The majority of the complaints are connected with an April 24, 2017 surgery Serfas performed on a dog named Peanut, with the tribunal ruling he acted unprofessionally
in 12 of the 20 allegations, including:
- Exceeding his authority in removing all but two of Peanut’s teeth
- Failing to have a dedicated anesthetist and proper anesthetic protocol
- Performing surgery without dental blocks and failing to suture Peanut’s gums afterward
- Failing to recognize post-operation bleeding and providing proper discharge instructions
Peanut died in the days after the surgery in part due to severe blood loss, according to the tribunal’s decision.
“Such actions show a lack of skill and judgement in the practice of veterinary medicine and harms the public while carrying on the practice of veterinary medicine,” the decision reads.

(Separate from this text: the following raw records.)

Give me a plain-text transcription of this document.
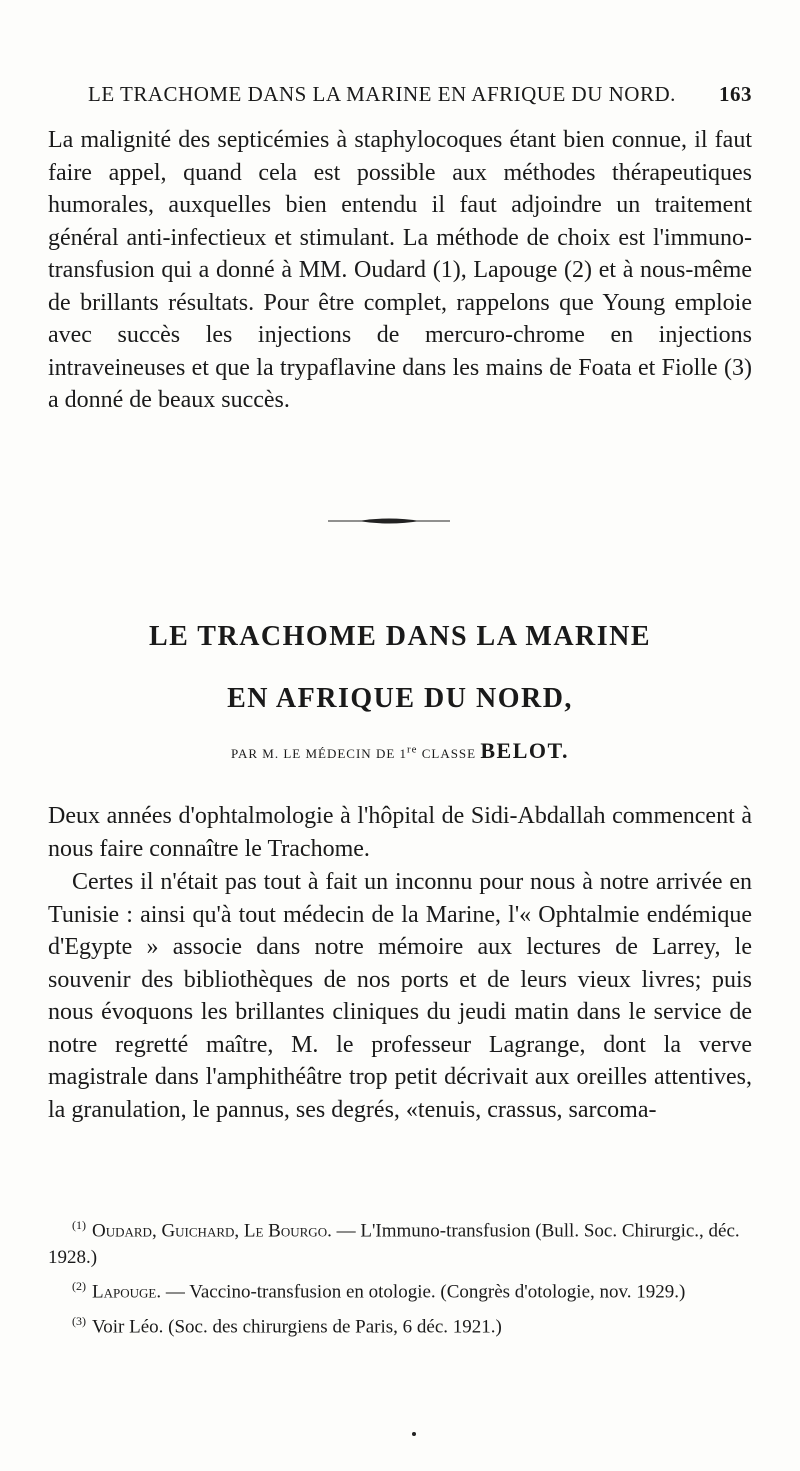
LE TRACHOME DANS LA MARINE EN AFRIQUE DU NORD. 163

La malignité des septicémies à staphylocoques étant bien connue, il faut faire appel, quand cela est possible aux méthodes thérapeutiques humorales, auxquelles bien entendu il faut adjoindre un traitement général anti-infectieux et stimulant. La méthode de choix est l'immuno-transfusion qui a donné à MM. Oudard (1), Lapouge (2) et à nous-même de brillants résultats. Pour être complet, rappelons que Young emploie avec succès les injections de mercuro-chrome en injections intraveineuses et que la trypaflavine dans les mains de Foata et Fiolle (3) a donné de beaux succès.

LE TRACHOME DANS LA MARINE
EN AFRIQUE DU NORD,
PAR M. LE MÉDECIN DE 1re CLASSE BELOT.

Deux années d'ophtalmologie à l'hôpital de Sidi-Abdallah commencent à nous faire connaître le Trachome.

Certes il n'était pas tout à fait un inconnu pour nous à notre arrivée en Tunisie : ainsi qu'à tout médecin de la Marine, l'« Ophtalmie endémique d'Egypte » associe dans notre mémoire aux lectures de Larrey, le souvenir des bibliothèques de nos ports et de leurs vieux livres; puis nous évoquons les brillantes cliniques du jeudi matin dans le service de notre regretté maître, M. le professeur Lagrange, dont la verve magistrale dans l'amphithéâtre trop petit décrivait aux oreilles attentives, la granulation, le pannus, ses degrés, «tenuis, crassus, sarcoma-

$^{(1)}$ Oudard, Guichard, Le Bourgo. — L'Immuno-transfusion (Bull. Soc. Chirurgic., déc. 1928.)

$^{(2)}$ Lapouge. — Vaccino-transfusion en otologie. (Congrès d'otologie, nov. 1929.)

$^{(3)}$ Voir Léo. (Soc. des chirurgiens de Paris, 6 déc. 1921.)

He was also shown to have failed to maintain proper medical records with respect to Peanut as well as around an Aug. 10, 2017 surgery on a dog named Angel.
Finally, Serfas admitted to the tribunal he was unprofessional when he wrote and shared a letter containing confidential information and accusations of bullying against the ABVMA.
“To air these grievances publicly undermines other veterinarians and the profession as a whole,” the tribunal’s decision reads.
In total, the tribunal found professional misconduct in 18 of the 33 allegations.
PRIOR DISCIPLINARY ISSUES
Serfas had prior disciplinary issues with the ABVMA as detailed in a 2014 edition of the Alberta Veterinary Medical Association Members’ Magazine.
In a set of agreed findings, the publication details how an ABVMA tribunal fined, reprimanded and suspended him for 30 days among other punishments following complaints in 2012 and 2013, including:
- Serfas consumed alcohol while undertaking professional responsibilities and examined a dead cow while impaired
- Engaged in inappropriate behaviour with clinic staff
- Inappropriately handled animals and left the clinic while small animal patients remained anaesthetized
- Delegated veterinary medical tasks to non-registered auxiliary staff
“I have always respected my staff, have treated them fairly and remain friends with many of them,” Serfas wrote to CTV News.
PLANS TO REOPEN
His clinic’s closure leaves the community of about 900 and the surrounding area without its most immediate animal care provider.
“We’re down a vet and a very important vet in this area,” said Laurie Skori who says she’s been taking her animals to Serfas since 1998.
She says many in the area were surprised by the tribunal’s decision and that Serfas had a good reputation among animal owners.
“I’ve never met a more professional vet,” she said. “He was the best.”
The June tribunal decision also restricts Serfas to the supervised practice of large animal veterinary medicine for three years after he concludes his initial one-year suspension on June 15, 2020.
He says the clinic remains closed pending an inspection and hiring of staff.
“The future plans of the clinic are to reopen as soon as a responsible individual is hired.”